You are viewing a plain text version of this content. The canonical link for it is here.
Posted to user@beam.apache.org by Chiara Troiani <t....@gmail.com> on 2021/10/28 16:59:48 UTC

[Question] Apache Beam for real time timeseries

Hello,

I am pretty new to Beam and I have a basic question.

Supposing I am ingesting streaming data at a frequency of 1Hz (event time).
I need to process them in real time by key, and output results at 1Hz
frequency.
Time order is extremely important.
I need to compute a result which depends on the current PCollectionElement
and on the previous one (in event time), per each key.

I saw I can use state and timers, but I have the impression that I cannot
compute results at the same frequency that input data is produced.

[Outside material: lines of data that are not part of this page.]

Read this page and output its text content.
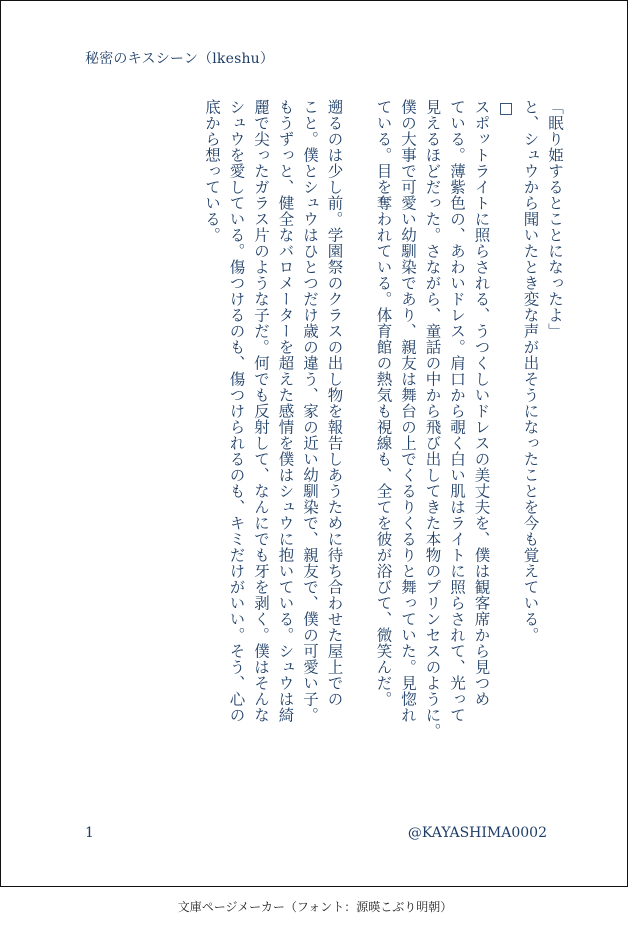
秘密のキスシーン（lkeshu）
「眠り姫するとことになったよ」
と、シュウから聞いたとき変な声が出そうになったことを今も覚えている。
□
スポットライトに照らされる、うつくしいドレスの美丈夫を、僕は観客席から見つめ
ている。薄紫色の、あわいドレス。肩口から覗く白い肌はライトに照らされて、光って
見えるほどだった。さながら、童話の中から飛び出してきた本物のプリンセスのように。
僕の大事で可愛い幼馴染であり、親友は舞台の上でくるりくるりと舞っていた。見惚れ
ている。目を奪われている。体育館の熱気も視線も、全てを彼が浴びて、微笑んだ。
遡るのは少し前。学園祭のクラスの出し物を報告しあうために待ち合わせた屋上での
こと。僕とシュウはひとつだけ歳の違う、家の近い幼馴染で、親友で、僕の可愛い子。
もうずっと、健全なバロメーターを超えた感情を僕はシュウに抱いている。シュウは綺
麗で尖ったガラス片のような子だ。何でも反射して、なんにでも牙を剥く。僕はそんな
シュウを愛している。傷つけるのも、傷つけられるのも、キミだけがいい。そう、心の
底から想っている。
1	@KAYASHIMA0002
文庫ページメーカー（フォント：源暎こぶり明朝）
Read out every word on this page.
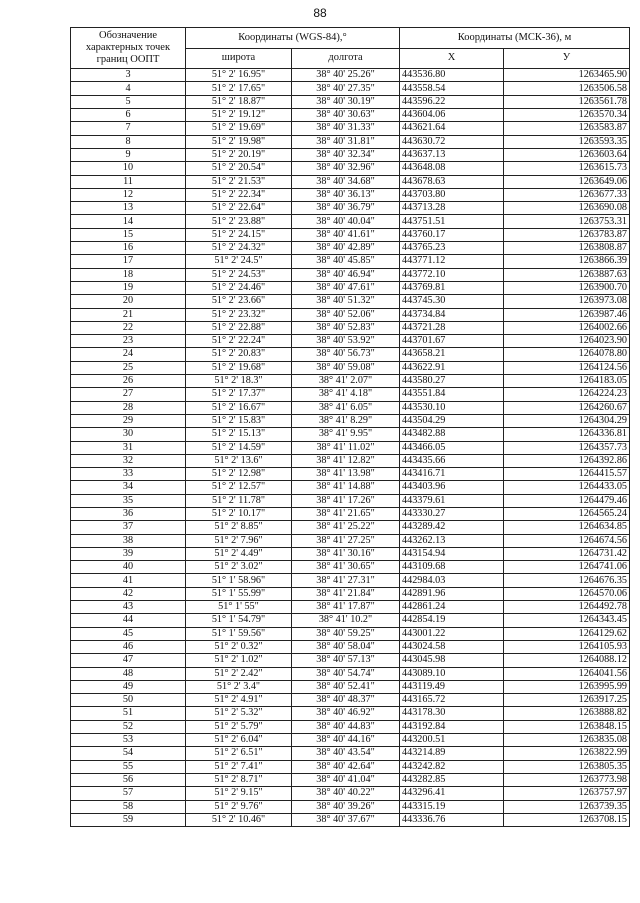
88
Обозначение
характерных точек
границ ООПТ	Координаты (WGS-84),°		Координаты (МСК-36), м	
	широта	долгота	X	У
3	51° 2' 16.95"	38° 40' 25.26"	443536.80	1263465.90
4	51° 2' 17.65"	38° 40' 27.35"	443558.54	1263506.58
5	51° 2' 18.87"	38° 40' 30.19"	443596.22	1263561.78
6	51° 2' 19.12"	38° 40' 30.63"	443604.06	1263570.34
7	51° 2' 19.69"	38° 40' 31.33"	443621.64	1263583.87
8	51° 2' 19.98"	38° 40' 31.81"	443630.72	1263593.35
9	51° 2' 20.19"	38° 40' 32.34"	443637.13	1263603.64
10	51° 2' 20.54"	38° 40' 32.96"	443648.08	1263615.73
11	51° 2' 21.53"	38° 40' 34.68"	443678.63	1263649.06
12	51° 2' 22.34"	38° 40' 36.13"	443703.80	1263677.33
13	51° 2' 22.64"	38° 40' 36.79"	443713.28	1263690.08
14	51° 2' 23.88"	38° 40' 40.04"	443751.51	1263753.31
15	51° 2' 24.15"	38° 40' 41.61"	443760.17	1263783.87
16	51° 2' 24.32"	38° 40' 42.89"	443765.23	1263808.87
17	51° 2' 24.5"	38° 40' 45.85"	443771.12	1263866.39
18	51° 2' 24.53"	38° 40' 46.94"	443772.10	1263887.63
19	51° 2' 24.46"	38° 40' 47.61"	443769.81	1263900.70
20	51° 2' 23.66"	38° 40' 51.32"	443745.30	1263973.08
21	51° 2' 23.32"	38° 40' 52.06"	443734.84	1263987.46
22	51° 2' 22.88"	38° 40' 52.83"	443721.28	1264002.66
23	51° 2' 22.24"	38° 40' 53.92"	443701.67	1264023.90
24	51° 2' 20.83"	38° 40' 56.73"	443658.21	1264078.80
25	51° 2' 19.68"	38° 40' 59.08"	443622.91	1264124.56
26	51° 2' 18.3"	38° 41' 2.07"	443580.27	1264183.05
27	51° 2' 17.37"	38° 41' 4.18"	443551.84	1264224.23
28	51° 2' 16.67"	38° 41' 6.05"	443530.10	1264260.67
29	51° 2' 15.83"	38° 41' 8.29"	443504.29	1264304.29
30	51° 2' 15.13"	38° 41' 9.95"	443482.88	1264336.81
31	51° 2' 14.59"	38° 41' 11.02"	443466.05	1264357.73
32	51° 2' 13.6"	38° 41' 12.82"	443435.66	1264392.86
33	51° 2' 12.98"	38° 41' 13.98"	443416.71	1264415.57
34	51° 2' 12.57"	38° 41' 14.88"	443403.96	1264433.05
35	51° 2' 11.78"	38° 41' 17.26"	443379.61	1264479.46
36	51° 2' 10.17"	38° 41' 21.65"	443330.27	1264565.24
37	51° 2' 8.85"	38° 41' 25.22"	443289.42	1264634.85
38	51° 2' 7.96"	38° 41' 27.25"	443262.13	1264674.56
39	51° 2' 4.49"	38° 41' 30.16"	443154.94	1264731.42
40	51° 2' 3.02"	38° 41' 30.65"	443109.68	1264741.06
41	51° 1' 58.96"	38° 41' 27.31"	442984.03	1264676.35
42	51° 1' 55.99"	38° 41' 21.84"	442891.96	1264570.06
43	51° 1' 55"	38° 41' 17.87"	442861.24	1264492.78
44	51° 1' 54.79"	38° 41' 10.2"	442854.19	1264343.45
45	51° 1' 59.56"	38° 40' 59.25"	443001.22	1264129.62
46	51° 2' 0.32"	38° 40' 58.04"	443024.58	1264105.93
47	51° 2' 1.02"	38° 40' 57.13"	443045.98	1264088.12
48	51° 2' 2.42"	38° 40' 54.74"	443089.10	1264041.56
49	51° 2' 3.4"	38° 40' 52.41"	443119.49	1263995.99
50	51° 2' 4.91"	38° 40' 48.37"	443165.72	1263917.25
51	51° 2' 5.32"	38° 40' 46.92"	443178.30	1263888.82
52	51° 2' 5.79"	38° 40' 44.83"	443192.84	1263848.15
53	51° 2' 6.04"	38° 40' 44.16"	443200.51	1263835.08
54	51° 2' 6.51"	38° 40' 43.54"	443214.89	1263822.99
55	51° 2' 7.41"	38° 40' 42.64"	443242.82	1263805.35
56	51° 2' 8.71"	38° 40' 41.04"	443282.85	1263773.98
57	51° 2' 9.15"	38° 40' 40.22"	443296.41	1263757.97
58	51° 2' 9.76"	38° 40' 39.26"	443315.19	1263739.35
59	51° 2' 10.46"	38° 40' 37.67"	443336.76	1263708.15
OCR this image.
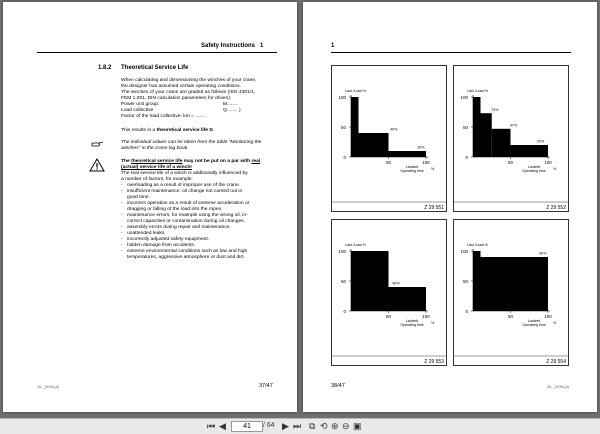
Safety Instructions 1
1.8.2 Theoretical Service Life

When calculating and dimensioning the winches of your crane,

the designer has assumed certain operating conditions.

The winches of your crane are graded as follows (ISO 4301/1,

FEM 1.001, DIN calculation parameters for drives):

Power unit group:	M........

Load collective	Q........ )

Factor of the load collective: km = ........

This results in a theoretical service life D.

The individual values can be taken from the table "Monitoring the

winches" in the crane log book.

The theoretical service life may not be put on a par with real

(actual) service life of a winch!

The real service life of a winch is additionally influenced by

a number of factors, for example:

- overloading as a result of improper use of the crane.

- insufficient maintenance: oil change not carried out in

good time.

- incorrect operation as a result of extreme acceleration or

dragging or falling of the load into the ropes.

- maintenance errors, for example using the wrong oil, in-

correct capacities or contamination during oil changes.

- assembly errors during repair and maintenance.

- unattended leaks.

- incorrectly adjusted safety equipment.

- hidden damage from accidents.

- extreme environmental conditions such as low and high

temperatures, aggressive atmosphere or dust and dirt.

3/1-_DCHL(A)	37/47
1
0
50
100
50	100
Last /Load %
Laufzeit
Operating time %
40%
10%
Z 29 551
0
50
100
50	100
Last /Load %
Laufzeit
Operating time %
73%
47%
20%
Z 29 552
0
50
100
50	100
Last /Load %
Laufzeit
Operating time %
40%
Z 29 553
0
50
100
50	100
Last /Load %
Laufzeit
Operating time %
90%
Z 29 554
38/47	3/1-_DCHL(A)
⏮ ◀	41	/ 64 ▶ ⏭ ⧉ ⟲ ⊕ ⊖ ▣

Is there a way to ensure time order in this case?
Did I misunderstand something?

Many thanks in advance,
Chiara

Re: [Question] Apache Beam for real time timeseries

Posted by Luke Cwik <lc...@google.com>.
Are you talking about actual real time in computers such as in signal
processing or something like that?  If so then Apache Beam is not a good
fit.

If not, then it depends on how much buffer time you have on when data is
ingested and when you produce output. Different runners do better/worse
here and it definitely depends on the scale you are looking at. I would
suggest trying the direct runner which runs everything in one process to
start, if that is still too slow then other runners are unlikely to be a
good fit.

As for the solution. you can use a StatefulDoFn marked
with @RequiresTimeSortedInput and use a processing time timer at a 1 second
interval to produce output. Note that not all runners support
@RequiresTimeSortedInput.



On Thu, Oct 28, 2021 at 10:00 AM Chiara Troiani <t....@gmail.com>
wrote:

> Hello,
>
> I am pretty new to Beam and I have a basic question.
>
> Supposing I am ingesting streaming data at a frequency of 1Hz (event time).
> I need to process them in real time by key, and output results at 1Hz
> frequency.
> Time order is extremely important.
> I need to compute a result which depends on the current PCollectionElement
> and on the previous one (in event time), per each key.
>
> I saw I can use state and timers, but I have the impression that I cannot
> compute results at the same frequency that input data is produced.
>
> Is there a way to ensure time order in this case?
> Did I misunderstand something?
>
> Many thanks in advance,
> Chiara
>